Research Article | Open Access

Volume 2020 | Article ID 7385861 | https://doi.org/10.1155/2020/7385861

The Influence of the Motor Traction Vibration on Fatigue Life of the Bogie Frame of the Metro Vehicle

Qiushi Wang,¹Jinsong Zhou,¹Dao Gong,¹Tengfei Wang,¹Jiangxue Chen,¹Taiwen You,¹and Zhanfei Zhang¹

Academic Editor: F. Viadero

Received06 Jan 2020

Revised25 Jun 2020

Accepted04 Oct 2020

Published23 Oct 2020

Abstract

During the service life of metro vehicles, the cracks frequently appear at the root of motor seats. This indicates the previous antifatigue designs are unable to cover the actual operating environment. Some individual loads, such as motor vibration, have been ignored or wrongly understood, which leads to the occurrence of local insufficient fatigue life of the frame. To illustrate the influence of the motor vibration on the fatigue life of the bogie frame, a metro vehicle was taken as an example: first, the precise finite element model of the frame was established, and its correctness was verified; then, the vibration characteristics of the frame were analyzed by sweep frequency calculation; and finally, considering the vibration acceleration signal of the motor measured on a metro line as the excitation, the influence of the random vibration on the fatigue life of the frame under traction and idle running conditions was compared and analyzed by solving the power spectral density of the dynamic stress response at the weak fatigue nodes of the structure. The results show that the energy of the vibration in the frame is mainly concentrated in modes 6 and 7, which are excited by the motor transverse and vertical vibration, respectively, and contribute a lot to the fatigue damage of the frame; the fatigue life of the vital positions of the frame under the traction condition significantly reduces compared to the idle running condition; and the contribution of the low-amplitude vibration above 300 Hz to the fatigue damage can be ignored.
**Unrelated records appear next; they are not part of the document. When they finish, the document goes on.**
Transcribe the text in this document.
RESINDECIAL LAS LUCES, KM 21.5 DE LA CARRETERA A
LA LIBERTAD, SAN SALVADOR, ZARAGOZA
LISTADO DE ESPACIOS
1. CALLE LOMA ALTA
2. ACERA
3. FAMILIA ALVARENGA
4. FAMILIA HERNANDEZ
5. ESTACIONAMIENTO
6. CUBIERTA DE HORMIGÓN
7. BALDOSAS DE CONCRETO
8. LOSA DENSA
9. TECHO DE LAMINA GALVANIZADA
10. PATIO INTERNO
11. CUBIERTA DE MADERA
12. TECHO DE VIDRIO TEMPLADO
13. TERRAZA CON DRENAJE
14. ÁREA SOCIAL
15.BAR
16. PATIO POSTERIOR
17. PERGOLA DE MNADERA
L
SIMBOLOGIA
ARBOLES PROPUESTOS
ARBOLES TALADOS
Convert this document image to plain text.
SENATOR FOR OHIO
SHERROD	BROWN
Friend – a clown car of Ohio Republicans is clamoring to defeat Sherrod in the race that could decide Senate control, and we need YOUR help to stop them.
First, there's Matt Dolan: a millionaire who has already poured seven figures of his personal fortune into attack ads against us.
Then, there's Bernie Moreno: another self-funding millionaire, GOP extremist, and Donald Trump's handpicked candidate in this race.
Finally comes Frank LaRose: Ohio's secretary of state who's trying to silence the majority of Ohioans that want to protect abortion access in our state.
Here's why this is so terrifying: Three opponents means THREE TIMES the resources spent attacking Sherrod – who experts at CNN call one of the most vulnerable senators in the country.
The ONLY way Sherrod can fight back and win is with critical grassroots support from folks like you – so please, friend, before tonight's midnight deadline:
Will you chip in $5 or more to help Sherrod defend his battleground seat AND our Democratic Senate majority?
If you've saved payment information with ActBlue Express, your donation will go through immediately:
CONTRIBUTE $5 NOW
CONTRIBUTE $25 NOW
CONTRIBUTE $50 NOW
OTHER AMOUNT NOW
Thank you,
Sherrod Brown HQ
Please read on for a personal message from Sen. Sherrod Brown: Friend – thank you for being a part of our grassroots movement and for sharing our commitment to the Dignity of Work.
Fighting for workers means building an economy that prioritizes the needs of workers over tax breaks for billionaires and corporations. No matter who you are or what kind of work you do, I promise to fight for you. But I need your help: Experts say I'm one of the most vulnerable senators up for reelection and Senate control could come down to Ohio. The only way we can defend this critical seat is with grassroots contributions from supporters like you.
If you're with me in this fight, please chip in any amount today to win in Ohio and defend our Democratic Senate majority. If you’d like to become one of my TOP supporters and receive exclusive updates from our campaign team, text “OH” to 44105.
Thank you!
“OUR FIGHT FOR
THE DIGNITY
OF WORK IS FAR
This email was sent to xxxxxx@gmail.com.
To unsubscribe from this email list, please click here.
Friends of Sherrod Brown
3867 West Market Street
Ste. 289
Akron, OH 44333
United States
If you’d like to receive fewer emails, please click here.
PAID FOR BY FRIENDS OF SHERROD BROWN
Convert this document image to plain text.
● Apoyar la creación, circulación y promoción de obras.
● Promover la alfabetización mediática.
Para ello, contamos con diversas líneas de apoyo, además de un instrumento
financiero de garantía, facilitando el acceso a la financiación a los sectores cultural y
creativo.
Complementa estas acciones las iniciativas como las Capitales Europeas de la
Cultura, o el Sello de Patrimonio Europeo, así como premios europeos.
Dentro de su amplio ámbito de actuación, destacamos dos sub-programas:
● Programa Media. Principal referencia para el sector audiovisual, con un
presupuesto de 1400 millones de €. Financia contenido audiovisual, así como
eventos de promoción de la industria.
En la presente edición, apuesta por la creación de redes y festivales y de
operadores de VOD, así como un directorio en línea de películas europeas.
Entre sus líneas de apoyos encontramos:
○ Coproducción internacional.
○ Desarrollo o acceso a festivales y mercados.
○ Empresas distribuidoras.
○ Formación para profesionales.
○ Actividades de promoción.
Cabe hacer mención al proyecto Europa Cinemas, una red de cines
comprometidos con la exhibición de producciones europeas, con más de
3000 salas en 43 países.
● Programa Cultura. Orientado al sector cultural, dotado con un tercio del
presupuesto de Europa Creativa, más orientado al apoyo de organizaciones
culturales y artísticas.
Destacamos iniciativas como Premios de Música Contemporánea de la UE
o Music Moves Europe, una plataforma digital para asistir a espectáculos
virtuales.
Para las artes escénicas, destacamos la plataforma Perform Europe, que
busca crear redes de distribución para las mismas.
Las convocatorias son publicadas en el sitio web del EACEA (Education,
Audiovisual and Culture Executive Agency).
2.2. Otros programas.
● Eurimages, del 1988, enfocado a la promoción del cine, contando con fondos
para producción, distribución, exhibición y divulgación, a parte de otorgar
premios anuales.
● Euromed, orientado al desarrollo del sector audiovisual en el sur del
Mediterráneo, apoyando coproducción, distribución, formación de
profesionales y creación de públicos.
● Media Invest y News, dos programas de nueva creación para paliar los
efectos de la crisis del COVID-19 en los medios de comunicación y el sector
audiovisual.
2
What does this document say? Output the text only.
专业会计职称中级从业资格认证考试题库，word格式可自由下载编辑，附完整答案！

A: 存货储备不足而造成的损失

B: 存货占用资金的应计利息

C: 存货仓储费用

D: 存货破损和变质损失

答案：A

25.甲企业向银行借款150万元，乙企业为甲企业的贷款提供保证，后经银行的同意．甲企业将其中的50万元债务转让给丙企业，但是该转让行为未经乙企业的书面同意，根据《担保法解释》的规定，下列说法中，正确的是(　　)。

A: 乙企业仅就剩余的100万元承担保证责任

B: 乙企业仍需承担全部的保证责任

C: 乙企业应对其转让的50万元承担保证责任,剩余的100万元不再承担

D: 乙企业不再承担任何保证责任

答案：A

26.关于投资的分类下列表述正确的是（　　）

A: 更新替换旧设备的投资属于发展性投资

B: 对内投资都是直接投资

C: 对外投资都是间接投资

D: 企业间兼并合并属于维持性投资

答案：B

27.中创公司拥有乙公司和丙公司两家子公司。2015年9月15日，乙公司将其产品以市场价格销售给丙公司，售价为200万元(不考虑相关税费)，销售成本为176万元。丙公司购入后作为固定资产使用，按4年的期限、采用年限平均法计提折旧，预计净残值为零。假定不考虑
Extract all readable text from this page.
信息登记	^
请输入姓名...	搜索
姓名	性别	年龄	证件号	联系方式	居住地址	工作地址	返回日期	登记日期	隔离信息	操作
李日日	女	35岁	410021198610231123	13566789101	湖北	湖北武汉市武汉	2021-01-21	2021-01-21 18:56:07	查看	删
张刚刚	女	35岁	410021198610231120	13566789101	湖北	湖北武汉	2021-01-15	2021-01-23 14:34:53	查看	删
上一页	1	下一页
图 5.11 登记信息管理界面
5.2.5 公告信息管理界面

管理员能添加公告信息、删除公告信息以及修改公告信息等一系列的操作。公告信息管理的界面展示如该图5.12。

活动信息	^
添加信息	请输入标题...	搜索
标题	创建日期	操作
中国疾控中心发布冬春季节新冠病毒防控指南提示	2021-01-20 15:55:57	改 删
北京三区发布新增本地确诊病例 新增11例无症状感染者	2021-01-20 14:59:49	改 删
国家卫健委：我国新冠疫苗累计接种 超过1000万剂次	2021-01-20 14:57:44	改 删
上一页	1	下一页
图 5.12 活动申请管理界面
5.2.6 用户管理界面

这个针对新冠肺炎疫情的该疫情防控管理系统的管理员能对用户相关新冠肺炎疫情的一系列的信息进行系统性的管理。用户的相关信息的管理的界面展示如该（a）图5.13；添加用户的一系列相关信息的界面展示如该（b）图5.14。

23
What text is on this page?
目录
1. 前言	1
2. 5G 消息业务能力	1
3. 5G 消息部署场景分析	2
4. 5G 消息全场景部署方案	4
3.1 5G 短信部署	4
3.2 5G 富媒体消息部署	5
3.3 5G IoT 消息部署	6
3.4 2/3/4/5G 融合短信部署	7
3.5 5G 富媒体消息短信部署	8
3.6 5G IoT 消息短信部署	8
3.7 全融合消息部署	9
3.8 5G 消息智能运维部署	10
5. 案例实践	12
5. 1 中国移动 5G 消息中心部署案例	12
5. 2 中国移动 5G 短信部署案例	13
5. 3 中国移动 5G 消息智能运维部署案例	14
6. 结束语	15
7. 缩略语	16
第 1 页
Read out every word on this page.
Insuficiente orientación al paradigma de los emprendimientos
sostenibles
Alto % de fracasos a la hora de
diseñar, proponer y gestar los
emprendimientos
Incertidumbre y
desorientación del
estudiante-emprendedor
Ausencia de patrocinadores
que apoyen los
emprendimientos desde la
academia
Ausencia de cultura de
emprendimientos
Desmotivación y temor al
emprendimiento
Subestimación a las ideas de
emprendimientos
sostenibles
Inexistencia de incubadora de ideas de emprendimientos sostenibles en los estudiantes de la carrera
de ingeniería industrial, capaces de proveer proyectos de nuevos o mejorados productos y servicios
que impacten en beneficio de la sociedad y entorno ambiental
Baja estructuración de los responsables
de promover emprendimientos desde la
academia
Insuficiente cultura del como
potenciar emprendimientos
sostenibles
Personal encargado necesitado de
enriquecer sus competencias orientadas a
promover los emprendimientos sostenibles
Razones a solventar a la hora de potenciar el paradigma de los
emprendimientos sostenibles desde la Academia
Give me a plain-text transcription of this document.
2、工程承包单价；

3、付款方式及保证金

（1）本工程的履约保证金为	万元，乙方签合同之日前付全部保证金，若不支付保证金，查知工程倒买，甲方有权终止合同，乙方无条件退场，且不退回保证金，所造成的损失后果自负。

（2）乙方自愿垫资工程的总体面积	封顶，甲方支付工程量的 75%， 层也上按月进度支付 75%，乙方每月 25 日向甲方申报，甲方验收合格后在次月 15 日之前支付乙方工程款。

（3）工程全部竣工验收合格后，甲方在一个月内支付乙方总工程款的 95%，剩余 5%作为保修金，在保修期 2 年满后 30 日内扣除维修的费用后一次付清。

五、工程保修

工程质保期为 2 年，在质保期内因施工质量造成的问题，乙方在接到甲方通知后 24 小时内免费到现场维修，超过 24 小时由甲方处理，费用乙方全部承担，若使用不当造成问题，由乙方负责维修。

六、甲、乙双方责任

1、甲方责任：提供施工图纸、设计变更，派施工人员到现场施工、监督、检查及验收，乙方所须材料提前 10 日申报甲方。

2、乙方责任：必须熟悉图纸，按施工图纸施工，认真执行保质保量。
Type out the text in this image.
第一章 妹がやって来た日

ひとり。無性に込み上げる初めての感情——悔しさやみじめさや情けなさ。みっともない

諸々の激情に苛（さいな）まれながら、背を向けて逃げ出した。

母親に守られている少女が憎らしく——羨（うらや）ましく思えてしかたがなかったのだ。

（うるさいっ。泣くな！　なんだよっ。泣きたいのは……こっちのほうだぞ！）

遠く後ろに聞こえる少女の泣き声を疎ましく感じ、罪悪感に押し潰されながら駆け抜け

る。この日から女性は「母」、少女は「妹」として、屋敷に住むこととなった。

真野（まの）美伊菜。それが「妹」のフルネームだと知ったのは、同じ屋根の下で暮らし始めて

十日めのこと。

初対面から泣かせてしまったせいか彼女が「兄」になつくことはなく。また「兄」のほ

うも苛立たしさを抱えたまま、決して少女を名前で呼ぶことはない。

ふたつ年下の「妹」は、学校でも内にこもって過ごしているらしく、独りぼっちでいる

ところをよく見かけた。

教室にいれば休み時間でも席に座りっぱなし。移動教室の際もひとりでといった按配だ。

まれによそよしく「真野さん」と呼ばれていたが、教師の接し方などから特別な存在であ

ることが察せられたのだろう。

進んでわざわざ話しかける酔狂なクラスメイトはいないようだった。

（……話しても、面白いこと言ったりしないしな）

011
At last, the importance of the influence of the motor traction vibration on the fatigue life should be fully considered in the metro vehicle design was proposed.

1. Introduction

During the operation, metro vehicles were excited by various loads. These loads not only come from track irregularities but also the inside as well, such as traction motor vibration, within a wide frequency range [1–3]. Some studies mentioned that many fatigue cracks appeared around the area near to the traction motor seats during their service life, which was thought to be related to the local elastic vibration [4, 5]. There are only a few research studies about motor vibration fatigue on the metro bogie frame. Some studies show that ① the vertical vibration of the frame suspension traction motor has an evident impact on the frame fatigue strength [6]; ② decoupling optimization of the motor suspension system can effectively improve the vibration isolation to reduce the fatigue damage of the motor seat [7, 8]. The above studies have confirmed the importance of the influence of the motor vibration on the fatigue strength of the frame from the obverse and reverse, but have not been studied in detail.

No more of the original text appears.